Introduction
This package contains utilities and code which are useful in working with IG/TR receptor sequences.
Installation
pip install receptor-utils
The module requires Biopython, which needs to be installed separately.
Naming and aligning V, D and J sequences
name_allele - Provide a name for a given sequence. The name includes the nearest germline allele (taken from a reference set supplied to the tool) and incorporating any SNPs. The naming scheme that it uses is described here
gap_sequences - Gap a supplied set of sequences according to the IMGT alignment, warning of any missing conserved residues. It employs a gapped reference set, which must be provided. For each sequence to be gapped, the tool identifies the closest reference sequence, and uses it as a template.

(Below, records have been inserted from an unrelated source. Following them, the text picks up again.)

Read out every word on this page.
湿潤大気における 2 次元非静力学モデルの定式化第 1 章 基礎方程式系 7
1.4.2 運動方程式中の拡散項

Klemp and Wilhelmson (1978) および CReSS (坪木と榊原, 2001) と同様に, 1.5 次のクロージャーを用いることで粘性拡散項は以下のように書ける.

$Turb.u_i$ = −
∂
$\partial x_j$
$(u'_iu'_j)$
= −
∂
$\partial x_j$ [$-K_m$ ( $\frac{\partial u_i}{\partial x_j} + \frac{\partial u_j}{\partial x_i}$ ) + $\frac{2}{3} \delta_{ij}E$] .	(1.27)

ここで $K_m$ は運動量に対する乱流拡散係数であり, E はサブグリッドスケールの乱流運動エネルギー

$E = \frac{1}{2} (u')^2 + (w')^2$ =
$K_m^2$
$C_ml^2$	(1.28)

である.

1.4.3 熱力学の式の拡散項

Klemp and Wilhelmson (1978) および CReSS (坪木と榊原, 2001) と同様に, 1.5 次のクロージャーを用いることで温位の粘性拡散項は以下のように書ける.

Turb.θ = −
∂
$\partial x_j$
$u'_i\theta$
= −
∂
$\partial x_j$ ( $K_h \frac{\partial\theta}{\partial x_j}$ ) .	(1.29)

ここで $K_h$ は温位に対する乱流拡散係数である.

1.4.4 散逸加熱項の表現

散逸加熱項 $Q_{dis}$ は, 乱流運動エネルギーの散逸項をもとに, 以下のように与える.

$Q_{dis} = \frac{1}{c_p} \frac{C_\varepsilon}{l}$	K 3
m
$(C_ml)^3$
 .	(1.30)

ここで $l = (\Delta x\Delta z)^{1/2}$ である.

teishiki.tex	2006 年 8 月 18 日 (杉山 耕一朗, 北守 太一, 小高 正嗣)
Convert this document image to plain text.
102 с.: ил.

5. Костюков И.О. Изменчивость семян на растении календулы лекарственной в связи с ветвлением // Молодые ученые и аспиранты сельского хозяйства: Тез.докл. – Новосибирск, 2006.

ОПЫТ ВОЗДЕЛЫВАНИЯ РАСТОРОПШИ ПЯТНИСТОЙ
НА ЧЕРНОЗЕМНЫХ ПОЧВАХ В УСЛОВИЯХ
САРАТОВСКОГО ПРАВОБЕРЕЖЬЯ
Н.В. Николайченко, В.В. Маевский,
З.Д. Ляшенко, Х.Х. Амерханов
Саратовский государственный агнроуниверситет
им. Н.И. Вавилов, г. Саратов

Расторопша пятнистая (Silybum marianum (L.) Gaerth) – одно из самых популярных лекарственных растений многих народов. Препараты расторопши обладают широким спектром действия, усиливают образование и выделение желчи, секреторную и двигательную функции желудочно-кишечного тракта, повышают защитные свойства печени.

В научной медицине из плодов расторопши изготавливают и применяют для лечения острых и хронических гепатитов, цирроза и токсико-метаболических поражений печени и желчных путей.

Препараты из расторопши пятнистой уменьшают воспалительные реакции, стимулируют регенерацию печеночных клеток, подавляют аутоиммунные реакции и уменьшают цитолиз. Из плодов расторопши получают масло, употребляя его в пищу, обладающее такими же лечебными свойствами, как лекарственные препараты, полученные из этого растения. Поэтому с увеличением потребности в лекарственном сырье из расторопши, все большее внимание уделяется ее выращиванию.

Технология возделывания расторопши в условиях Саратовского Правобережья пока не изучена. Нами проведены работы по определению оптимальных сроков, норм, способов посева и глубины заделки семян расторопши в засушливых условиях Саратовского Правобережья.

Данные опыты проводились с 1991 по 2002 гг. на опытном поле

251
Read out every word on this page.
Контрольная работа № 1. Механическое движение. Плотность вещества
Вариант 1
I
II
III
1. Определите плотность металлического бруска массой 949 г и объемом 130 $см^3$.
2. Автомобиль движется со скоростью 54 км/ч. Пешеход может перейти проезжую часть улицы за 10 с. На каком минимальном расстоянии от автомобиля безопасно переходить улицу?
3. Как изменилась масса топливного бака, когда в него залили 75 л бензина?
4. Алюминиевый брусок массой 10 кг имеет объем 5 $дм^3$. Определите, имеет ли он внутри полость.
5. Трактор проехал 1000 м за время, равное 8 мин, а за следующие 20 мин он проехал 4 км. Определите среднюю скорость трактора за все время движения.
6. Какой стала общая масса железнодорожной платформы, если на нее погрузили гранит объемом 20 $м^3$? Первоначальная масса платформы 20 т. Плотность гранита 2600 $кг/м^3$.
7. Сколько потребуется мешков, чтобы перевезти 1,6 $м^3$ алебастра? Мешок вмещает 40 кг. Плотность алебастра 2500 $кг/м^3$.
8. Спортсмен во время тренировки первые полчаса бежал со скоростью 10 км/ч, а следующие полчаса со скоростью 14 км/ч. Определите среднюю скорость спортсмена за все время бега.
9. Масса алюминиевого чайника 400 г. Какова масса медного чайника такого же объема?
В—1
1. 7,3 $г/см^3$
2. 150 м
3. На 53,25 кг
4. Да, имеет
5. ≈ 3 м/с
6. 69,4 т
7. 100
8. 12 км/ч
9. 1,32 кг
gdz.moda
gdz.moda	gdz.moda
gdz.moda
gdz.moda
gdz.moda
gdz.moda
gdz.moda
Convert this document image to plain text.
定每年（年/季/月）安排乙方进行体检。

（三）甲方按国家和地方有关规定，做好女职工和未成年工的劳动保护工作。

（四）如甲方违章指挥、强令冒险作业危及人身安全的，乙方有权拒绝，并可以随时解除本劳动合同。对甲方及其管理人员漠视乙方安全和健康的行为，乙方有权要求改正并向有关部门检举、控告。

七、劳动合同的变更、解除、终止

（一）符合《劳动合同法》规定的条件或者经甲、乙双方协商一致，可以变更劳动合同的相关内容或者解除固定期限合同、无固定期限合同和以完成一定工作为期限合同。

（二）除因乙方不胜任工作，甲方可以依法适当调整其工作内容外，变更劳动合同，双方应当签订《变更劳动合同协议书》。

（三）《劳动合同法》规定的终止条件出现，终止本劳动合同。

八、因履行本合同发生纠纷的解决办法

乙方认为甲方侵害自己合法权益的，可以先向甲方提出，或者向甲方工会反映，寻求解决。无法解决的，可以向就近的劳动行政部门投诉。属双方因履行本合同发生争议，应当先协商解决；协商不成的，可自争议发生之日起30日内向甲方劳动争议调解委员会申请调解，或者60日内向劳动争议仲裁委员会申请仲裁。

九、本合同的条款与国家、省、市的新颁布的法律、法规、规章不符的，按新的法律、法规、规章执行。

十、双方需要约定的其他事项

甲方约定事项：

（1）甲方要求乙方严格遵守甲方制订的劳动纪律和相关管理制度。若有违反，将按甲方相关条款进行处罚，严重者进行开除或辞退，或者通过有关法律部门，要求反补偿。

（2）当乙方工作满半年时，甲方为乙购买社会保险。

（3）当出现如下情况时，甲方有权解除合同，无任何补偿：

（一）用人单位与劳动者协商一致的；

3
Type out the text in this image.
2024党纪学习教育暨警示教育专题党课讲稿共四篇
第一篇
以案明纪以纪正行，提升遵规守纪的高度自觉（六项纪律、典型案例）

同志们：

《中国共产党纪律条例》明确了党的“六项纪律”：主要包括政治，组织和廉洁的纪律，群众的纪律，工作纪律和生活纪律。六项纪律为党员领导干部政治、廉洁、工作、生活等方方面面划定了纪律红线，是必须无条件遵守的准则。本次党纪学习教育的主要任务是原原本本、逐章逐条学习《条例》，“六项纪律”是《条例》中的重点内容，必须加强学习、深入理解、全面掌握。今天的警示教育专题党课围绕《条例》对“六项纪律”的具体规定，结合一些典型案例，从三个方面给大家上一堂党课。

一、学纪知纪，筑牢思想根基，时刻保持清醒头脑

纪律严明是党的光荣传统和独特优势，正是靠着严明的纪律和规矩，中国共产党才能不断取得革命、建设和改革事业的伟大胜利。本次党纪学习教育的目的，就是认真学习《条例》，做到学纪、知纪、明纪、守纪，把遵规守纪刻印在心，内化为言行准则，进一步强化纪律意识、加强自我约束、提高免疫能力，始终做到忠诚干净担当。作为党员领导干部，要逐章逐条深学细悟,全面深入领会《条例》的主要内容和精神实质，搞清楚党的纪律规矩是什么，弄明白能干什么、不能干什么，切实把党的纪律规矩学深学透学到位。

fix_macaque_gaps - The IMGT alignment for macaque IG sequences has inserted codons relative to the alignment used for most other species. This can cause problems for downstream tools. This utility removes the additional codons in macaque IG, reverting to the standard alignment
Using custom databases with IgBlast
These tools are covered in detail in the next section.
make_igblast_ndm - Create a custom ndm file for IgBlast
annotate_j - Create a custom auxiliary data file for IgBlast
Convenience Tools
download_germline_set - Download reference sequences from the Open Germline Receptor Database (OGRDB)
extract_refs - Download reference sequences from IMGT
identical_seqs - Report cases where, in a FASTA file, the same sequence is listed more than once with different IDs
rev_comp - Reverse-complement a nucleotide sequence
at_coords - Find the sequence at specific co-ordinates within the sequence in a fasta file
merge_fasta - Merge sequences in two FASTA files, removing duplicates
simple_bio_seq API
This is a set of simple wrappers around commonly-used functions in Biopython which suit my use case and are used in the tools above. They support, for example, one-line reading and writing of FASTA files and comma/tab-separated files, and manage sequences as strings in a dict, which I find simplifies code compared to the Biopython functions, at the expense of flexibility which I rarely need. They are documented under API.